Winter had not yet fled when Good Friday made its appearance. I had always looked forward to Good Friday since I was a child. I loved the somber acknowledgment of what had been sacrificed for me, for my sins. The pronouncement of “IT IS FINISHED.”

Some years back, Good Friday stood sentinel as a time I was going to reflect on what had been done for me. In my mind the time was preordained. I was going to soak in every element of the Passion and live in the Friday moment - not yet looking for the Sunday coming. 

It was on that Good Friday that I found out my husband had betrayed our wedding vows. While I had long suspected it, the truth slammed into me like an eighteen wheeler. Leaving me leveled.

I was undone. Completely undone.

Totally rejected, utterly scorned.

I felt mingled with the trash, of the abuse that occurred and left me just a vestige of myself. The mistakes I had made, the choices I had chosen against all better judgment, all led to the demise of personhood, my belief in my self, my trust in my faith. I hardly knew who I was, and what I did know I was ashamed of.

I felt unworthy of God’s grace. I had fallen so far, I could not comprehend how God’s grace could mingle with my spirit and heal my wounds.

Today, I can see the irony of the occurrence of these events in my life on that specific day of the calendar year.

It was cold that Good Friday, rainy, dreary and the wind was whipping like an angry slave driver.
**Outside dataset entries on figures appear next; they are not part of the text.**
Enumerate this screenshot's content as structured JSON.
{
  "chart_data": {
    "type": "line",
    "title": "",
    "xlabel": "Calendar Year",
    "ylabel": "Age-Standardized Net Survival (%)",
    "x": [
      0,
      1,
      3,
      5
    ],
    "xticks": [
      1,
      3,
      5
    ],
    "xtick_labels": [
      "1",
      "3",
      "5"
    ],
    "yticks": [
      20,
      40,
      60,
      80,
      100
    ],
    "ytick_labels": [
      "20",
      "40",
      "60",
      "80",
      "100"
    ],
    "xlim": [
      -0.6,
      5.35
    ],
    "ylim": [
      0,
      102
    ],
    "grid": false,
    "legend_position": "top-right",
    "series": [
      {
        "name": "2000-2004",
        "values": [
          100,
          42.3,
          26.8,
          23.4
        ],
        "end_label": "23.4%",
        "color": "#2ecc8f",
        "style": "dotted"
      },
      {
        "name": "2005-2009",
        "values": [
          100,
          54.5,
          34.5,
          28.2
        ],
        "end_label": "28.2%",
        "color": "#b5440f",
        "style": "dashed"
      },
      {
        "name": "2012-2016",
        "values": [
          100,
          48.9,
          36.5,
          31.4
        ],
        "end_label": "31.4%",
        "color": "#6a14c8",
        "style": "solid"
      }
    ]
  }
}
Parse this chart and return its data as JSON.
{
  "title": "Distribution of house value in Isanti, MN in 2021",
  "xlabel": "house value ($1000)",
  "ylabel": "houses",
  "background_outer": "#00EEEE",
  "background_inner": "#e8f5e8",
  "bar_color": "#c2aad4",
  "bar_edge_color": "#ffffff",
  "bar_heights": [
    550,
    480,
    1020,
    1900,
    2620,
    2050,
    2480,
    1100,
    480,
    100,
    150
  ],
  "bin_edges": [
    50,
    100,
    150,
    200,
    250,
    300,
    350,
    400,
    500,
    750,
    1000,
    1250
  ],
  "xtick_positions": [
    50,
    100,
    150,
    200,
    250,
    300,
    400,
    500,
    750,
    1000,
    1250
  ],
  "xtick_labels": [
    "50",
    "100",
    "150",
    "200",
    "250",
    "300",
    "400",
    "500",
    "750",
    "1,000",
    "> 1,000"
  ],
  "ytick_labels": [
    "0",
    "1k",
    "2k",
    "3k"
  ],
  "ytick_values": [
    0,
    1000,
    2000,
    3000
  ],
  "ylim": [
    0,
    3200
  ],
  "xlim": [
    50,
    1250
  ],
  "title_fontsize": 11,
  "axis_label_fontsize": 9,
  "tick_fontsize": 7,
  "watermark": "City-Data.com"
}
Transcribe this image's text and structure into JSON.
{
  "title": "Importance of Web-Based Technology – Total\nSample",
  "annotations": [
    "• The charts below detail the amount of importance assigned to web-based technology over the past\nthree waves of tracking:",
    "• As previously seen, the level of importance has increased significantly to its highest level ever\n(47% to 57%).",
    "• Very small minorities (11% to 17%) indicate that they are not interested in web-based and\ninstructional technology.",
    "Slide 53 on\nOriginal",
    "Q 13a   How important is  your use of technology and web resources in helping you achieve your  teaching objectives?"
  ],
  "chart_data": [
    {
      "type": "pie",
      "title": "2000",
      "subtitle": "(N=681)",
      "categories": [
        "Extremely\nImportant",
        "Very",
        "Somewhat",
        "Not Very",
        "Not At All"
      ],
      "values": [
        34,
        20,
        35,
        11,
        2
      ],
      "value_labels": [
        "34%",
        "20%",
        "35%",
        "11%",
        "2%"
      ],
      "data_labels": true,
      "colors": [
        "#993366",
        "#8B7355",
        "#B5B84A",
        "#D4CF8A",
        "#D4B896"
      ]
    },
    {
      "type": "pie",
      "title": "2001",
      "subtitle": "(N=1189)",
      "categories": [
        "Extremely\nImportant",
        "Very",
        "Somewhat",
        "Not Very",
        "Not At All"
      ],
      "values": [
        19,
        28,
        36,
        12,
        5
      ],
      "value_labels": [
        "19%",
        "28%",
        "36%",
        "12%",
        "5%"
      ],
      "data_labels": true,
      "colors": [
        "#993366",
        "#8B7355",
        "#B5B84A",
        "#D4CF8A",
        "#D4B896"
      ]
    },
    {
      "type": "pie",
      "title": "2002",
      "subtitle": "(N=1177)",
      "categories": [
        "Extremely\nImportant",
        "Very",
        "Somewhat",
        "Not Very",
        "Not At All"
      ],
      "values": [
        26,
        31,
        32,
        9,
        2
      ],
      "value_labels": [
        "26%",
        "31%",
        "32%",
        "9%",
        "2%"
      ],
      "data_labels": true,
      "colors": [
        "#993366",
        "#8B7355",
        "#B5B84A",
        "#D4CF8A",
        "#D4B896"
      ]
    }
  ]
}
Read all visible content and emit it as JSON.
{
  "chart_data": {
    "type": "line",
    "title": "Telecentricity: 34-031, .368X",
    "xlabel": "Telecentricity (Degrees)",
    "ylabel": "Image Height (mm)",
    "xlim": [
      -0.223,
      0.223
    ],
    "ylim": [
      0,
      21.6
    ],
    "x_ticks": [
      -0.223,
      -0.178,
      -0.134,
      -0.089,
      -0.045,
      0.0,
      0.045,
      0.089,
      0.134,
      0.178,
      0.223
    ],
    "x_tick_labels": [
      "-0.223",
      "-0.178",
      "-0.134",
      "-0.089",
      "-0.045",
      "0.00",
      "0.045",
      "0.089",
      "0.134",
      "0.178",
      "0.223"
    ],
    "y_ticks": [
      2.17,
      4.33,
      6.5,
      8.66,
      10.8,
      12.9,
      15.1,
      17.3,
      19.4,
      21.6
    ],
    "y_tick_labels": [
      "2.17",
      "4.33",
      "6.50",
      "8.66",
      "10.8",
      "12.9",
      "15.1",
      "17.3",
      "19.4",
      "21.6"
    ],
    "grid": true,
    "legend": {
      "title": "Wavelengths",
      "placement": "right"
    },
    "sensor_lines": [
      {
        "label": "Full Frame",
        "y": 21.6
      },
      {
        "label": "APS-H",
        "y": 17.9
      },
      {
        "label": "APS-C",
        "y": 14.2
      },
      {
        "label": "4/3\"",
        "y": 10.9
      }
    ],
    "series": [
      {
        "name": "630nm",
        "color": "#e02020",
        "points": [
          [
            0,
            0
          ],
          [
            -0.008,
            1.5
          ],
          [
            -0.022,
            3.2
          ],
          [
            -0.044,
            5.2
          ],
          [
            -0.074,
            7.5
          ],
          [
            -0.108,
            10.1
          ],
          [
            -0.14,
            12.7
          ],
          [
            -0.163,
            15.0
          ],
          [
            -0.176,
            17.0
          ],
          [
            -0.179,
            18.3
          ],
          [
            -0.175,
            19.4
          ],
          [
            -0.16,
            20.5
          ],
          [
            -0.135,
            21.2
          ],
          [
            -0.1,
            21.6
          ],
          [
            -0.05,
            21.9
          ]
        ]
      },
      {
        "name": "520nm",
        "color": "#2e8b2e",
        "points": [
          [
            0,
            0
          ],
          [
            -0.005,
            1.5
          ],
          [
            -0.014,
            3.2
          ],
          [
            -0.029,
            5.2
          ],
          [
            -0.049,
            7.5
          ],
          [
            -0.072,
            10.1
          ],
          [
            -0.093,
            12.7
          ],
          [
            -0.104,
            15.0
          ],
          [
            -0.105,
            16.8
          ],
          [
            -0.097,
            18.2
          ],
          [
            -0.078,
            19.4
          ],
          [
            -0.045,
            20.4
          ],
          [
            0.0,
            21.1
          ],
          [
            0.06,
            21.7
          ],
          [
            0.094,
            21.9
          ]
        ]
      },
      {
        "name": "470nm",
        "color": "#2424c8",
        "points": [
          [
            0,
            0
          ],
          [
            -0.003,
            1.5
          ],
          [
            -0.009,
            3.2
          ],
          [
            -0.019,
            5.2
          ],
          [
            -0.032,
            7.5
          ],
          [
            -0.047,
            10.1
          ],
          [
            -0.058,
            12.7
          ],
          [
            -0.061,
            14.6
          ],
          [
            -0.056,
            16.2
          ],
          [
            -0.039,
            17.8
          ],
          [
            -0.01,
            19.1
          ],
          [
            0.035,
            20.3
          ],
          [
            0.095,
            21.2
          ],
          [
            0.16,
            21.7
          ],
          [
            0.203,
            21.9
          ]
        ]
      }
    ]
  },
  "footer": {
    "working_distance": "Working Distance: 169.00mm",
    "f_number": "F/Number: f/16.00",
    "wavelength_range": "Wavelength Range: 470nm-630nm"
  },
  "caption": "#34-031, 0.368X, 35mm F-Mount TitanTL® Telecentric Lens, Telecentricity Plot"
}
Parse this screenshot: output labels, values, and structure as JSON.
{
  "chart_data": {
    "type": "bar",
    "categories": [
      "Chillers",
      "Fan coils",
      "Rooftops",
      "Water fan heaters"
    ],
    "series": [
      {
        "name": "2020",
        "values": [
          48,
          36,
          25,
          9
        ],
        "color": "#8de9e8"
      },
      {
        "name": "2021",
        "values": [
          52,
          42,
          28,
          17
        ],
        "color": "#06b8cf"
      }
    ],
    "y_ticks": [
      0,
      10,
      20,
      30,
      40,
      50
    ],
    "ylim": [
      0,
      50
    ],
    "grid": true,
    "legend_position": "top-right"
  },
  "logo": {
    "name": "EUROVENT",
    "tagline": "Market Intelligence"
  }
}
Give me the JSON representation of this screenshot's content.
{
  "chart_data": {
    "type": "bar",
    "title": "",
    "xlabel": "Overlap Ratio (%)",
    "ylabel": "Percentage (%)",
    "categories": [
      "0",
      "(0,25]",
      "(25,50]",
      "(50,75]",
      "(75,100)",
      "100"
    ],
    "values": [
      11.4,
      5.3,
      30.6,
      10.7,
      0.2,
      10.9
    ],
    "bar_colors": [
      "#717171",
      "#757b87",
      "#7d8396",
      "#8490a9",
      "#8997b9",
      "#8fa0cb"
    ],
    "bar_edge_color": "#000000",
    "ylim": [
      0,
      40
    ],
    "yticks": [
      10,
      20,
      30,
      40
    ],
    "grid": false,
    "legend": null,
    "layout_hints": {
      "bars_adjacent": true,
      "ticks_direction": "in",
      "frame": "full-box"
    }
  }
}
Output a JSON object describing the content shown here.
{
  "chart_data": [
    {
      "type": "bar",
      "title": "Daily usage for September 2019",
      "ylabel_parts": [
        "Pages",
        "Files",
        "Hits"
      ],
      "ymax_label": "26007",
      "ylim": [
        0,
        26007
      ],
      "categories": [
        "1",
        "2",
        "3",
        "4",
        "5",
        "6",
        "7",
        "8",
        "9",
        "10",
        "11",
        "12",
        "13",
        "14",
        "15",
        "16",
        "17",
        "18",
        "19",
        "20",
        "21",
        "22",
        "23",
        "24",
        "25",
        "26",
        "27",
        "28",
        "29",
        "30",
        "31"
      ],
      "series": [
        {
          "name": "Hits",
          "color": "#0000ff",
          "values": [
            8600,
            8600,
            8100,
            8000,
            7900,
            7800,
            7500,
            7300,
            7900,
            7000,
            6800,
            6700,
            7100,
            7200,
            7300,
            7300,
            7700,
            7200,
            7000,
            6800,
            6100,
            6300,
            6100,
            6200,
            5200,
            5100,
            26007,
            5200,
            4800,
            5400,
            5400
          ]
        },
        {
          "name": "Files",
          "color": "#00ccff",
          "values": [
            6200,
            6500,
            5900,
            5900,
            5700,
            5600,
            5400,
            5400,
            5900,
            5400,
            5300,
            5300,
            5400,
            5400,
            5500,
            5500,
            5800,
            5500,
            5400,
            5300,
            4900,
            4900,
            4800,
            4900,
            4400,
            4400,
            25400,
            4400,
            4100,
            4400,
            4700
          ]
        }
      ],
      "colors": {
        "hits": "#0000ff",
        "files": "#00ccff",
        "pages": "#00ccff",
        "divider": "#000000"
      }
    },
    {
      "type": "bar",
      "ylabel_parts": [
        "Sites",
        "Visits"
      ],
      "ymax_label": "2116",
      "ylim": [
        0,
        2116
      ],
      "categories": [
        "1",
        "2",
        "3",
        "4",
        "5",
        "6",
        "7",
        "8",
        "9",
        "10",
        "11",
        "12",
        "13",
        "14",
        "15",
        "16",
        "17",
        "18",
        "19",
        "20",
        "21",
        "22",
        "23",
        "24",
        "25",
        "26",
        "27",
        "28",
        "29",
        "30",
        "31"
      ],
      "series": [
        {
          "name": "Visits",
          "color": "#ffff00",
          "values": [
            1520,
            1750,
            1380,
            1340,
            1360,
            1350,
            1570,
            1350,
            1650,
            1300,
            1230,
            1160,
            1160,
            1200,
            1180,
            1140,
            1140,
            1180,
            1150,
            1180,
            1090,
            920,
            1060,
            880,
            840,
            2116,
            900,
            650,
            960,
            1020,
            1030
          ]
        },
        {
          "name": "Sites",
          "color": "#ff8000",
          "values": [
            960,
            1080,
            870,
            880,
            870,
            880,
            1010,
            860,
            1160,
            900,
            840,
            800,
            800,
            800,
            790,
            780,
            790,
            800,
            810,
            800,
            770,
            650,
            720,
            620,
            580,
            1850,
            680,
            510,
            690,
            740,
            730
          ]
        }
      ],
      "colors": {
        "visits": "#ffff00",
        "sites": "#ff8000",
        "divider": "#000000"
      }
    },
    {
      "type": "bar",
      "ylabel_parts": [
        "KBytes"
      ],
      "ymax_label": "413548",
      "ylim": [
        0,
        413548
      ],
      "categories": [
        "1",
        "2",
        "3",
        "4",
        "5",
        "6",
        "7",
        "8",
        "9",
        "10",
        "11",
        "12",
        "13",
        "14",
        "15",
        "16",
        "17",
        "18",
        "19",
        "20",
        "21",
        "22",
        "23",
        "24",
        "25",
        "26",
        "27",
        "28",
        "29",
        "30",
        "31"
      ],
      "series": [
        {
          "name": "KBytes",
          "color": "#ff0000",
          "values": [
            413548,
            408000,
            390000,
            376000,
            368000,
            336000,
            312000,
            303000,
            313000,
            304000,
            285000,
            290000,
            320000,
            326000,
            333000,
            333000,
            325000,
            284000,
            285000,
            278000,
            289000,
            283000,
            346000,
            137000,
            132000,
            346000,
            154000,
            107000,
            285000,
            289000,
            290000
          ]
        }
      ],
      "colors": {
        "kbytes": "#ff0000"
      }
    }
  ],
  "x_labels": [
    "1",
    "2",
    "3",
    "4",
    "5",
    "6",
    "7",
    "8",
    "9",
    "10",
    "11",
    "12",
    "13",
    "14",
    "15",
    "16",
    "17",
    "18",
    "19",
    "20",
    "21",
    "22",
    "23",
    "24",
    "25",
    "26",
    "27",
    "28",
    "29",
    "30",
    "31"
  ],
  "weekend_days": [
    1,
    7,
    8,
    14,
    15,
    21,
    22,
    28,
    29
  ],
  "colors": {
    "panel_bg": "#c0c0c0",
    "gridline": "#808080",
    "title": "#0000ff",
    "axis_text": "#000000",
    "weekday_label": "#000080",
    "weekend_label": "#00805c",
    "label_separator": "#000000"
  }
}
As I walked from my doctor’s appointment, I had my coat unbuttoned and my head uncovered and I let the cold, deathlike feeling, seep into my body as it had already seeped into my soul.

I had never been this broken, hopeless, and devoid of faith. Jesus felt so far from me in those moments that I nearly felt He ceased to exist in my life. The battle was real.

I got in my shiny red sports car, hunkered down in the seat and wept.

My shell had cracked. I felt like an unfinished seed, cast aside to die before it ever bloomed.

Unbeknownst to me at that moment God was with me there - He knew I would end up at this point and in this car with windows steamed from my guttural sobs. HE WAS THERE. And, it was not some tragic mess I had made in that moment that He was questioning, “How can I possibly clean up this child of mine, with nothing left to restore?”

Instead, He was holding out his hand, hoping I would choose to walk with Him into the future he had created for me knowing all the while the seed of my shell needed to be cracked. The moments of the self-righteous girl raised in a Christian home who was quick to judge, the times when I sinned flagrantly needed to be exposed. I had to become undone for God to truly work.

My insides had spilled out, not just in that car but across my life - touching family, and friends. For one looking in it would appear to be complete destruction, a final failure, and unredeemable life.

For sure, I felt that was the truth in my life.

I could say that the work God was to do in my life happened in the lone moments in my car nestled against my heated leather seat but it was far from actually taking root and beginning. I was just a broken, open seed.

I would go to counseling, and I would seek out mentoring, I would call on Jesus and He would answer me in a way He had never been able to before.

He would write this letter on my heart, through my journaling…

Begin again My beautiful one. Be brave, for you are fighting an enemy who wants your soul, and to destroy your beautiful heart which I created. Find the forgiveness I have for you. Find the life I long for you to have and that I have created for you before you were even a thought in your parents’ minds.

Start over. Again. Again. Again. And, Again. This is the meaning of grace. Love yourself as I love you.

I would have to go back to the tear-streaked pages over and over again, in truth, I needed to return to them just this week.

But, I know through Paul’s letter to Peter “I am a chosen person, a royal priestess, a holy nation, a woman belonging to God that I may declare the praises of Him who called me out of darkness into His wonderful light.” (I Peter2:9, emphasis mine)

And, so the setbacks occur, and the failures, and the regrets,  and so my shell cracks more and I become more His.

1 comment:

  1. Again. Again. Again. Again. This is the meaning of grace. Just beautiful Janis. It really is the meaning of grace. We all are broken. We all need grace. Again. Again. Again. Again.